At one point, Dean was on 27 different drugs. Now, that number is down to six, and Dean largely credits cannabis for her recovery. She smokes two or three puffs of marijuana at night every few days.

Ulwelling concedes that patients like Dean may benefit from medical marijuana, but he argues that allowing the program to continue offering it to PTSD sufferers without proper scientific evidence could cause more harm than good.

He worries that some PTSD sufferers may come to rely on pot indefinitely, rather than seeking proper, long-term treatment.

"Marijuana can make you feel good," Ulwelling tells SFR, adding that beer can, too. "Just because people say, 'I've been helped by this' [doesn't mean] that's the end of it."

He adds that if his petition is successful, current PTSD-suffering medical marijuana patients in New Mexico should probably be "grandfathered in" since they, in good faith, relied on the state to admit them to the MCP.

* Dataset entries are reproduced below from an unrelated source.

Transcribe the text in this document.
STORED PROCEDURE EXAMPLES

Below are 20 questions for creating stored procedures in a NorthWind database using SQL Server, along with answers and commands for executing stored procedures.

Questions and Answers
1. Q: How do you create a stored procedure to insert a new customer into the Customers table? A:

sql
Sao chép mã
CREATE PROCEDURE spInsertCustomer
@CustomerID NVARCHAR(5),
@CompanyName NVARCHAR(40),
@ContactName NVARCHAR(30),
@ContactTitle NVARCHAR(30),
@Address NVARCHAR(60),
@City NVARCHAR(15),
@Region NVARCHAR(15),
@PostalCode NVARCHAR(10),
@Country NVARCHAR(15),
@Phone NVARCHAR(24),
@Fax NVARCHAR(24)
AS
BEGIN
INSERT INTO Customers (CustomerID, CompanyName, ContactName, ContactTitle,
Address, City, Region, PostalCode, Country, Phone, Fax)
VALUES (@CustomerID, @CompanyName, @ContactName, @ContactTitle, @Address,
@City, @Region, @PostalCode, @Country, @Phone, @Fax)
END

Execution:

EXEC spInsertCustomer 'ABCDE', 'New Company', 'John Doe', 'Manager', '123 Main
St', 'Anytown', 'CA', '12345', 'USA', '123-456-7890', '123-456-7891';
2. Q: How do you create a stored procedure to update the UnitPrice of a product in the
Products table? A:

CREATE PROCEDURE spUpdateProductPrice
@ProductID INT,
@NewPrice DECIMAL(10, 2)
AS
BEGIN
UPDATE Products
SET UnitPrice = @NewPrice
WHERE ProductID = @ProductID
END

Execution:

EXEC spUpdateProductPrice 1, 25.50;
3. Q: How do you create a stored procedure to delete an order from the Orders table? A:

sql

Medical marijuana advocates question Ulwelling's priorities, noting that he hasn't treated a patient in five years, and that a 2007 lawsuit blamed him for a patient's suicide. However, the court ruled that Ulwelling committed no wrongdoing, and such lawsuits are also common for physicians like Ulwelling—a recent New England Journal of Medicine study concluded that at least 75 percent of physicians will be sued at least once in the course of their careers.

The University of New Mexico also took issue with Ulwelling's signature on the petition, in which he identified himself as a "clinical assistant professor" at UNM's medical school. UNM says Ulwelling hasn't had a contract there for five years.

Ulwelling says he started as a clinical assistant professor with the school in 1984 and that his contract could have become inactive since his semi-retirement a few years ago. He adds that his petition is in no way meant to represent UNM, and that he's in contact with the university and will change his signature to "former clinical assistant professor" if instructed to do so.

In his debate with Ulwelling, Love mentioned that research on the issue was still developing, and cited recent studies in Israel showing benefits.

"You need more research before you can take this medicine away from people," Love told Ulwelling on his podcast.

But Ulwelling argues just the opposite—that more research needs to be done before PTSD sufferers should be allowed to take marijuana.

"In a sense, we're doing that experiment now—on the citizens of New Mexico," he says.

To others in the medical industry, the dispute as to whether PTSD should be treated with marijuana is a low priority. David Bennahum, a UNM School of Medicine professor and a member of the school's Institute for Ethics, recently told SFR that the issue is a distraction from larger problems such as a lack of holistic health care.

"Today, we're very focused on pharmacology," he said. "It's much cheaper for insurance providers to pay for drugs than psychotherapy. It's not surprising, in a society that uses so many drugs, that we turn to drugs for our problems, because we're not invested in therapy."